Correlation Between Antibiotice and Promateris
Can any of the company-specific risk be diversified away by investing in both Antibiotice and Promateris at the same time? Although using a correlation coefficient on its own may not help to predict future stock returns, this module helps to understand the diversifiable risk of combining Antibiotice and Promateris into the same portfolio, which is an essential part of the fundamental portfolio management process.
By analyzing existing cross correlation between Antibiotice Ia and Promateris SA, you can compare the effects of market volatilities on Antibiotice and Promateris and check how they will diversify away market risk if combined in the same portfolio for a given time horizon. You can also utilize pair trading strategies of matching a long position in Antibiotice with a short position of Promateris. Check out your portfolio center. Please also check ongoing floating volatility patterns of Antibiotice and Promateris.
Diversification Opportunities for Antibiotice and Promateris
0.5 | Correlation Coefficient |
Very weak diversification
The 3 months correlation between Antibiotice and Promateris is 0.5. Overlapping area represents the amount of risk that can be diversified away by holding Antibiotice Ia and Promateris SA in the same portfolio, assuming nothing else is changed. The correlation between historical prices or returns on Promateris SA and Antibiotice is a relative statistical measure of the degree to which these equity instruments tend to move together. The correlation coefficient measures the extent to which returns on Antibiotice Ia are associated (or correlated) with Promateris. Values of the correlation coefficient range from -1 to +1, where. The correlation of zero (0) is possible when the price movement of Promateris SA has no effect on the direction of Antibiotice i.e., Antibiotice and Promateris go up and down completely randomly.
Pair Corralation between Antibiotice and Promateris
Assuming the 90 days trading horizon Antibiotice Ia is expected to under-perform the Promateris. But the stock apears to be less risky and, when comparing its historical volatility, Antibiotice Ia is 1.88 times less risky than Promateris. The stock trades about -0.05 of its potential returns per unit of risk. The Promateris SA is currently generating about -0.01 of returns per unit of risk over similar time horizon. If you would invest 780.00 in Promateris SA on September 15, 2024 and sell it today you would lose (110.00) from holding Promateris SA or give up 14.1% of portfolio value over 90 days.
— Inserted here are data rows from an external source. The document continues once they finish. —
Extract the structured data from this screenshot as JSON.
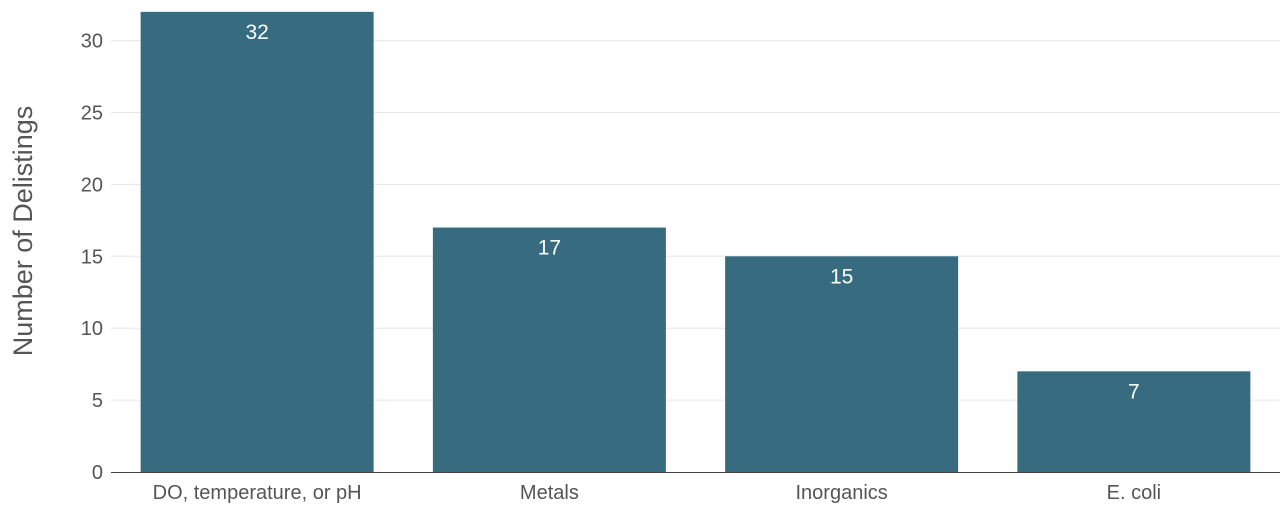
{
  "chart_data": {
    "type": "bar",
    "categories": [
      "DO, temperature, or pH",
      "Metals",
      "Inorganics",
      "E. coli"
    ],
    "values": [
      32,
      17,
      15,
      7
    ],
    "data_labels": [
      "32",
      "17",
      "15",
      "7"
    ],
    "title": "",
    "xlabel": "",
    "ylabel": "Number of Delistings",
    "ylim": [
      0,
      32
    ],
    "yticks": [
      0,
      5,
      10,
      15,
      20,
      25,
      30
    ],
    "grid": true,
    "legend": "none",
    "colors": {
      "bar": "#376b80",
      "grid": "#e6e6e6",
      "axis": "#444444",
      "text": "#555555",
      "label": "#ffffff"
    }
  }
}
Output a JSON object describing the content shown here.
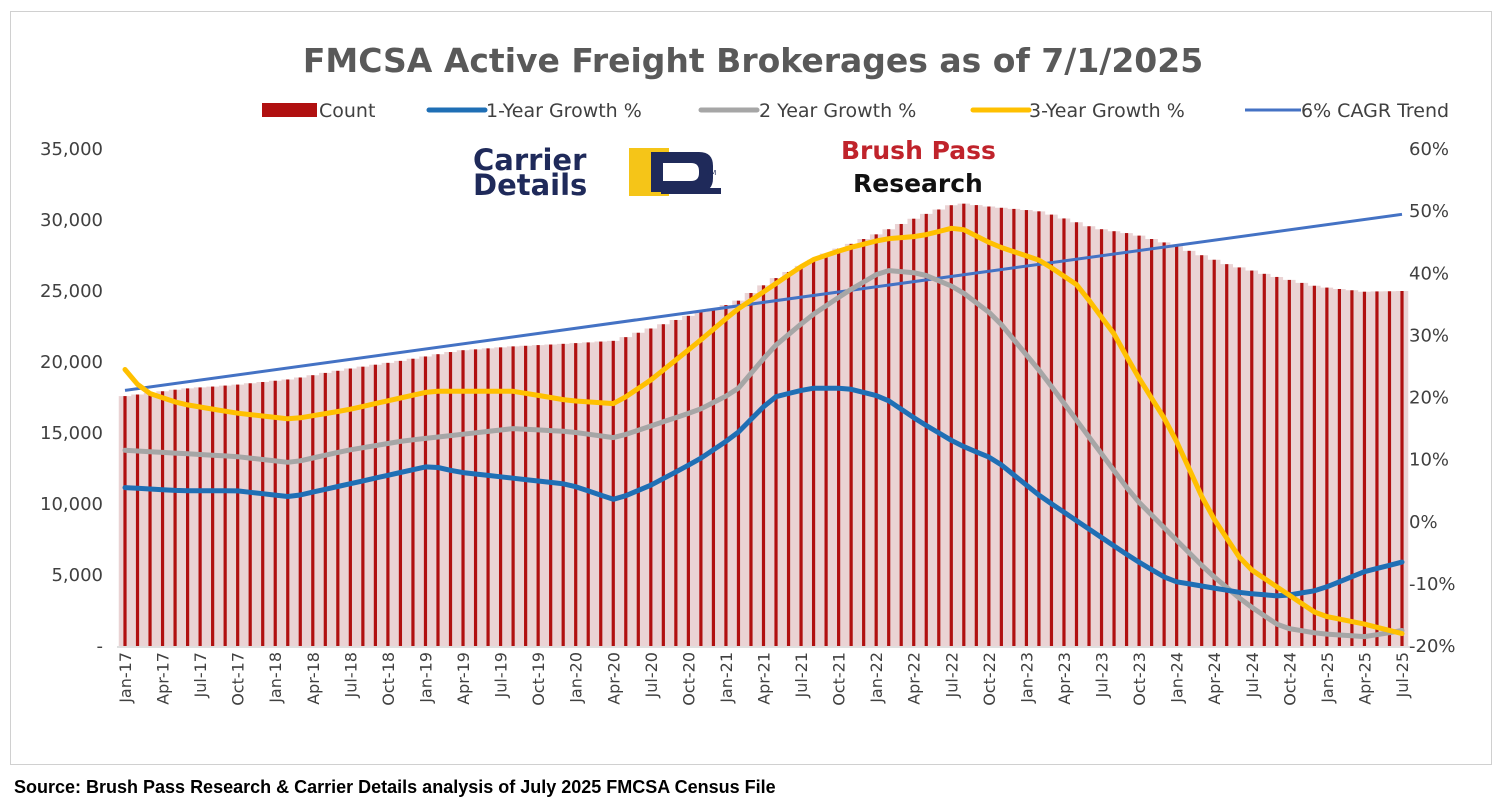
{
  "chart_data": {
    "type": "bar+line",
    "title": "FMCSA Active Freight Brokerages as of 7/1/2025",
    "legend": [
      {
        "name": "Count",
        "color": "#b01010",
        "kind": "bar"
      },
      {
        "name": "1-Year Growth %",
        "color": "#1f6fb5",
        "kind": "line"
      },
      {
        "name": "2 Year Growth %",
        "color": "#a6a6a6",
        "kind": "line"
      },
      {
        "name": "3-Year Growth %",
        "color": "#ffc000",
        "kind": "line"
      },
      {
        "name": "6% CAGR Trend",
        "color": "#4472c4",
        "kind": "line"
      }
    ],
    "left_axis": {
      "min": 0,
      "max": 35000,
      "ticks": [
        "-",
        "5,000",
        "10,000",
        "15,000",
        "20,000",
        "25,000",
        "30,000",
        "35,000"
      ]
    },
    "right_axis": {
      "min": -20,
      "max": 60,
      "ticks": [
        "-20%",
        "-10%",
        "0%",
        "10%",
        "20%",
        "30%",
        "40%",
        "50%",
        "60%"
      ]
    },
    "x_tick_labels": [
      "Jan-17",
      "Apr-17",
      "Jul-17",
      "Oct-17",
      "Jan-18",
      "Apr-18",
      "Jul-18",
      "Oct-18",
      "Jan-19",
      "Apr-19",
      "Jul-19",
      "Oct-19",
      "Jan-20",
      "Apr-20",
      "Jul-20",
      "Oct-20",
      "Jan-21",
      "Apr-21",
      "Jul-21",
      "Oct-21",
      "Jan-22",
      "Apr-22",
      "Jul-22",
      "Oct-22",
      "Jan-23",
      "Apr-23",
      "Jul-23",
      "Oct-23",
      "Jan-24",
      "Apr-24",
      "Jul-24",
      "Oct-24",
      "Jan-25",
      "Apr-25",
      "Jul-25"
    ],
    "months": 103,
    "count_anchors": [
      [
        0,
        17600
      ],
      [
        6,
        18100
      ],
      [
        12,
        18400
      ],
      [
        18,
        18800
      ],
      [
        24,
        19500
      ],
      [
        30,
        20100
      ],
      [
        36,
        20800
      ],
      [
        42,
        21100
      ],
      [
        48,
        21300
      ],
      [
        53,
        21500
      ],
      [
        57,
        22400
      ],
      [
        62,
        23500
      ],
      [
        66,
        24200
      ],
      [
        70,
        25800
      ],
      [
        76,
        27700
      ],
      [
        82,
        29200
      ],
      [
        86,
        30300
      ],
      [
        90,
        31200
      ],
      [
        94,
        30900
      ],
      [
        99,
        30600
      ],
      [
        105,
        29400
      ],
      [
        109,
        29000
      ],
      [
        113,
        28300
      ],
      [
        119,
        26900
      ],
      [
        125,
        25900
      ],
      [
        129,
        25300
      ],
      [
        134,
        24950
      ],
      [
        138,
        25000
      ]
    ],
    "growth_1yr_anchors": [
      [
        0,
        5.5
      ],
      [
        6,
        5
      ],
      [
        12,
        5
      ],
      [
        18,
        4
      ],
      [
        24,
        6
      ],
      [
        30,
        8
      ],
      [
        33,
        9
      ],
      [
        36,
        8
      ],
      [
        42,
        7
      ],
      [
        48,
        6
      ],
      [
        53,
        3.5
      ],
      [
        57,
        6
      ],
      [
        62,
        10
      ],
      [
        66,
        14
      ],
      [
        70,
        20
      ],
      [
        74,
        21.5
      ],
      [
        78,
        21.5
      ],
      [
        82,
        20
      ],
      [
        86,
        16
      ],
      [
        90,
        12.5
      ],
      [
        94,
        10
      ],
      [
        99,
        4
      ],
      [
        105,
        -2
      ],
      [
        109,
        -6
      ],
      [
        113,
        -9.5
      ],
      [
        117,
        -10.5
      ],
      [
        121,
        -11.5
      ],
      [
        125,
        -12
      ],
      [
        129,
        -11
      ],
      [
        134,
        -8
      ],
      [
        138,
        -6.5
      ]
    ],
    "growth_2yr_anchors": [
      [
        0,
        11.5
      ],
      [
        6,
        11
      ],
      [
        12,
        10.5
      ],
      [
        18,
        9.5
      ],
      [
        24,
        11.5
      ],
      [
        30,
        13
      ],
      [
        36,
        14
      ],
      [
        42,
        15
      ],
      [
        48,
        14.5
      ],
      [
        53,
        13.5
      ],
      [
        57,
        15.5
      ],
      [
        62,
        18
      ],
      [
        66,
        21
      ],
      [
        70,
        28
      ],
      [
        74,
        33
      ],
      [
        78,
        37
      ],
      [
        82,
        40.5
      ],
      [
        86,
        40
      ],
      [
        90,
        37.5
      ],
      [
        94,
        33
      ],
      [
        99,
        24
      ],
      [
        105,
        12
      ],
      [
        109,
        4
      ],
      [
        113,
        -2
      ],
      [
        117,
        -8
      ],
      [
        121,
        -13
      ],
      [
        125,
        -17
      ],
      [
        129,
        -18
      ],
      [
        134,
        -18.5
      ],
      [
        138,
        -17.5
      ]
    ],
    "growth_3yr_anchors": [
      [
        0,
        24.5
      ],
      [
        2,
        21
      ],
      [
        6,
        19
      ],
      [
        12,
        17.5
      ],
      [
        18,
        16.5
      ],
      [
        24,
        18
      ],
      [
        30,
        20
      ],
      [
        33,
        21
      ],
      [
        36,
        21
      ],
      [
        42,
        21
      ],
      [
        48,
        19.5
      ],
      [
        53,
        19
      ],
      [
        57,
        23
      ],
      [
        62,
        29
      ],
      [
        66,
        34
      ],
      [
        70,
        38
      ],
      [
        74,
        42
      ],
      [
        78,
        44
      ],
      [
        82,
        45.5
      ],
      [
        86,
        46
      ],
      [
        90,
        47.5
      ],
      [
        94,
        44.5
      ],
      [
        99,
        42
      ],
      [
        103,
        38
      ],
      [
        107,
        30
      ],
      [
        109,
        24.5
      ],
      [
        113,
        15
      ],
      [
        117,
        2
      ],
      [
        121,
        -7
      ],
      [
        125,
        -11
      ],
      [
        129,
        -15
      ],
      [
        134,
        -16.5
      ],
      [
        138,
        -18
      ]
    ],
    "cagr_trend": {
      "start_value": 18000,
      "end_value": 30400,
      "rate": "6%"
    },
    "logos": {
      "carrier_details": {
        "line1": "Carrier",
        "line2": "Details",
        "tm": "TM"
      },
      "brush_pass": {
        "line1": "Brush Pass",
        "line2": "Research"
      }
    }
  },
  "source": "Source: Brush Pass Research & Carrier Details analysis of July 2025 FMCSA Census File"
}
Time Period | 3 Months [change] |
Direction | Moves Together |
Strength | Weak |
Accuracy | 100.0% |
Values | Daily Returns |
Antibiotice Ia vs. Promateris SA
Performance |
Timeline |
Antibiotice Ia |
Promateris SA |
Antibiotice and Promateris Volatility Contrast
Predicted Return Density |
Returns |
Pair Trading with Antibiotice and Promateris
The main advantage of trading using opposite Antibiotice and Promateris positions is that it hedges away some unsystematic risk. Because of two separate transactions, even if Antibiotice position performs unexpectedly, Promateris can make up some of the losses. Pair trading also minimizes risk from directional movements in the market. For example, if an entire industry or sector drops because of unexpected headlines, the short position in Promateris will offset losses from the drop in Promateris' long position.Antibiotice vs. Oil Terminal C | Antibiotice vs. Aages SA | Antibiotice vs. Alumil Rom Industry | Antibiotice vs. Alro Slatina |
Promateris vs. Oil Terminal C | Promateris vs. Aages SA | Promateris vs. Alumil Rom Industry | Promateris vs. Alro Slatina |
Check out your portfolio center.Note that this page's information should be used as a complementary analysis to find the right mix of equity instruments to add to your existing portfolios or create a brand new portfolio. You can also try the FinTech Suite module to use AI to screen and filter profitable investment opportunities.